Critique your surfing to find the issue

Either way, your surfing and skating on video should show some similarities between the two but also obvious issues and this is a great way to identify them. Such as the back footed surfing as previously mentioned, this is the most obvious but there could be other issues showing up in your surfing that this will easily identify when compared to your skating.

Different stances transferring it to your surfing

The next big issue is does the wrong stance transfer to your surfing?

Yes, it will, but, it takes a bit more effort.

Practice the movements in the skatepark and work on making them efficient and effortless. When thinking about how to transfer them over to your surfing, you need to be aware of the movement and try to understand how it functions.
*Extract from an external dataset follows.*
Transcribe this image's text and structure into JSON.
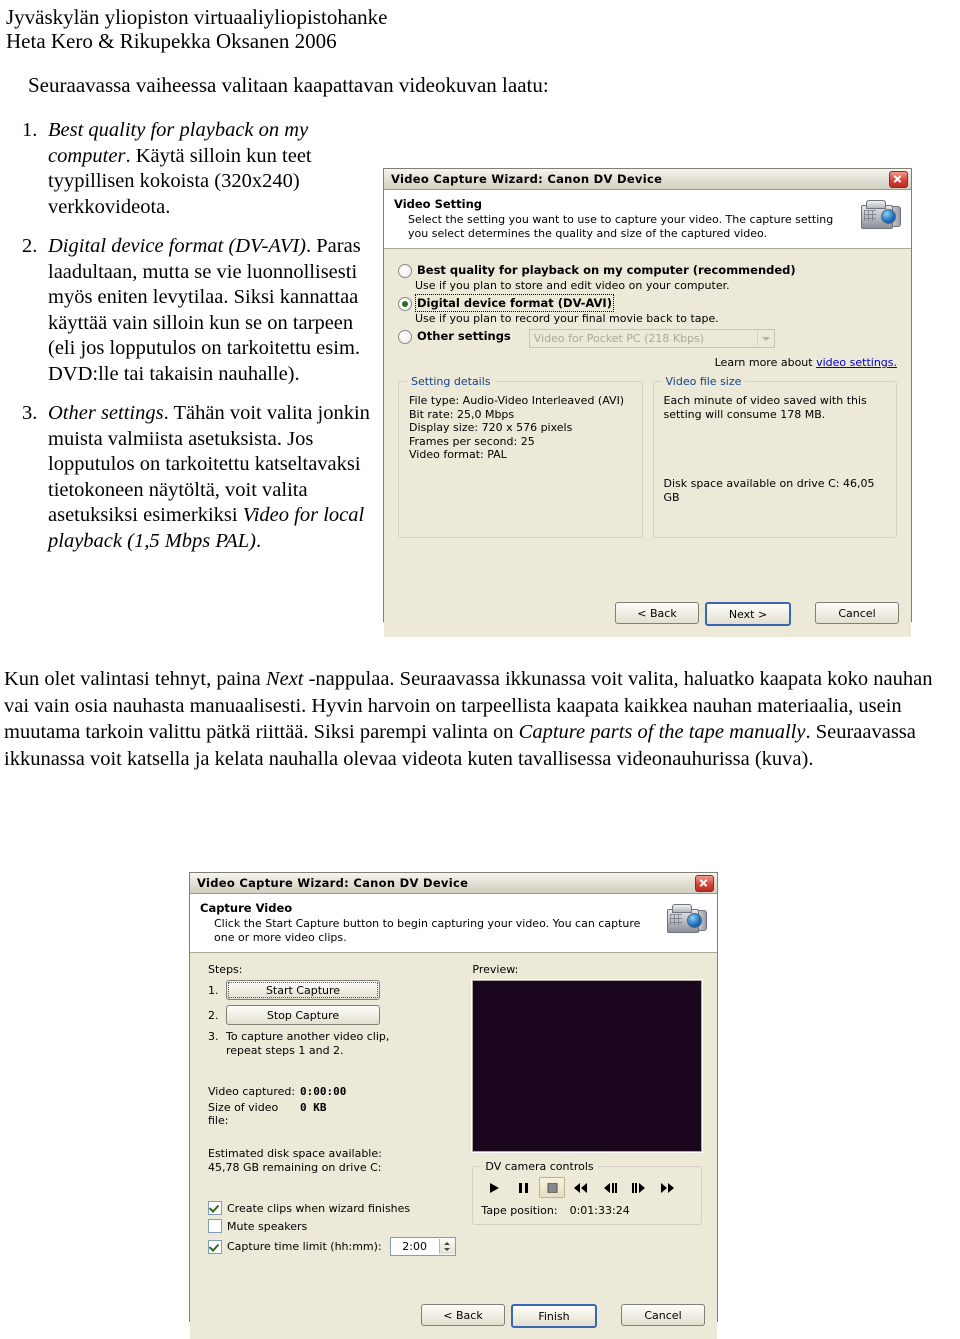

So the first step is to actually understand the movement and what you need to do. When you go out into the surf, you will just be consciously competent or consciously working on it. Meaning you need to remind yourself how to do it, but keep it simple.

Don’t overcomplicate it, you just need to think about how that movement works and slowly introduce it into your surfing. It’s that muscle memory and mental understanding of how to perform the movement and consciously walking yourself through it while surfing.

It takes time and is a bit slower, just think of it as rediscovering that feeling from the skatepark and that you're tutoring someone on how to find it.

My story

This is me, I surf natural and skate goofy.

I went through this and have been surf skating for over 10 years. I started surfing before I started skating and was taught by my dad. Sometimes as a very young kid, trying skating with friends, I learnt to skate goofy without being aware of what I was doing, I just went with what went comfortable.

It wasn’t until my adult life I really took skating serious and when I started again I had this moment of “oh crap, what’s going on, I can only skate goofy” and it took me a while to remember that’s how I learnt to skate. I tried to skate natural but it just felt horrible so I went goofy without thinking about it.

If I could go back in time I would force myself to skate natural and get through it. I didn’t think about it and just wanted to have fun so I learnt to skate goofy.

Over the years, I’ve thought, yeah I should learn natural but every time it’s painful going back to barely even able to skate, it’s a strong imbalance in my left leg. Each skate I dedicate some time to skating natural to help work on it anyway.

However, transferring it to my surfing hasn’t been that hard. I just have to consciously think about what I am introducing to my surfing and work on parts of that movement each time.

Either way, it’s not that big of a deal to me. Doesn’t stop me from having fun.